Sufficiently snacked, we were lured to the C&O Canal National Historical Park to stand at the conjoining bike trails of the end of the C&O Canal Towpath and Trail and the beginning of the Great Allegheny Passage that stretches over 300 miles from Pittsburgh, PA to Washington DC. No strangers to C&O Mile 0 in Georgetown, we had just biked the last 9 miles of the trail from Bethesda and over to the Fight Finished Washington Nationals World Series Parade and Rally in the heart of DC.
Best Bike Trails
Standing on Mile 0 of the GAP, we brainstormed ideas for an epic e-bike run. We rolled around the city to see the local attractions from the Canal Place Visitor Center Museum and Railway Station to City Hall, from churches on the hill to the Allegheny Museum. We met docent Christina who shared Cumberland’s rise to prominence in industry and manufacturing that has since passed away to become a town in revitalization mode.
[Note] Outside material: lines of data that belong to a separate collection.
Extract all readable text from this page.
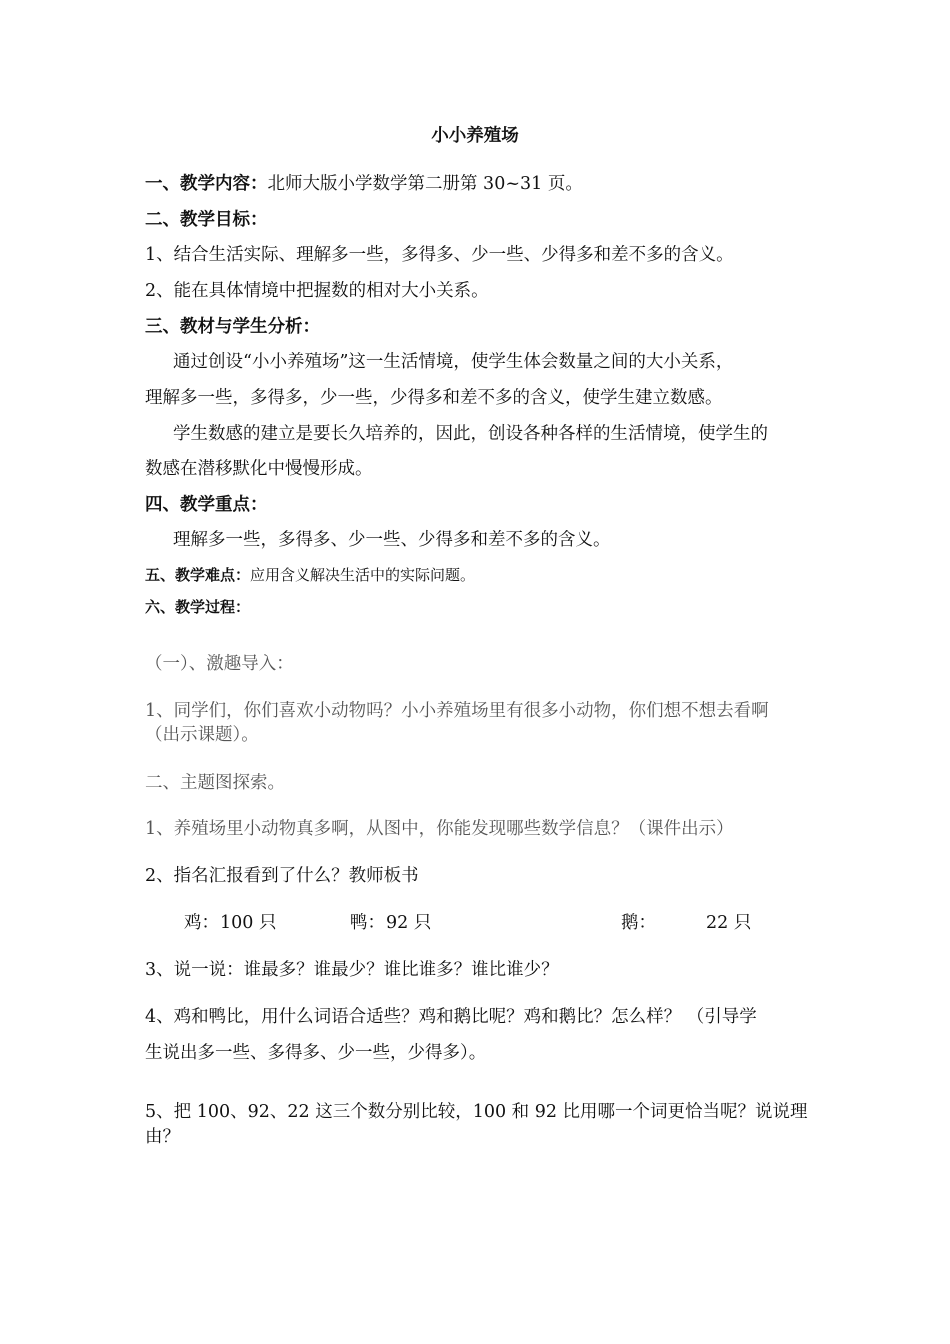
小小养殖场
一、教学内容：北师大版小学数学第二册第 30~31 页。
二、教学目标：
1、结合生活实际、理解多一些，多得多、少一些、少得多和差不多的含义。
2、能在具体情境中把握数的相对大小关系。
三、教材与学生分析：
通过创设“小小养殖场”这一生活情境，使学生体会数量之间的大小关系，
理解多一些，多得多，少一些，少得多和差不多的含义，使学生建立数感。
学生数感的建立是要长久培养的，因此，创设各种各样的生活情境，使学生的
数感在潜移默化中慢慢形成。
四、教学重点：
理解多一些，多得多、少一些、少得多和差不多的含义。
五、教学难点：应用含义解决生活中的实际问题。
六、教学过程：
（一）、激趣导入：
1、同学们，你们喜欢小动物吗？小小养殖场里有很多小动物，你们想不想去看啊
（出示课题）。
二、主题图探索。
1、养殖场里小动物真多啊，从图中，你能发现哪些数学信息？（课件出示）
2、指名汇报看到了什么？教师板书
鸡： 100 只	鸭： 92 只	鹅：	22 只
3、说一说：谁最多？谁最少？谁比谁多？谁比谁少？
4、鸡和鸭比，用什么词语合适些？鸡和鹅比呢？鸡和鹅比？怎么样？ （引导学
生说出多一些、多得多、少一些，少得多）。
5、把 100、92、22 这三个数分别比较，100 和 92 比用哪一个词更恰当呢？说说理
由？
Ready for a late lunch, we cruised over to the Baltimore Street Grill for the “Best Damn Crabcake.” Promising “absolutely no filler” it was pure crabmeat and seasonings. As a native Hon, Sheri knows crab cakes and this one was light and delicious. Not lump like G&M, nor sweet like Pappas, but up there with other iconic Baltimore cakes. Filling a bag with next door’s M&M Bakery leftovers for later, we wrapped up the day by biking the Historic Walking Map of Downtown Cumberland and house hunting on Redfin. The great outdoors, bike trails, super friendly community, affordable housing … this town is Cool as a Cucumberland.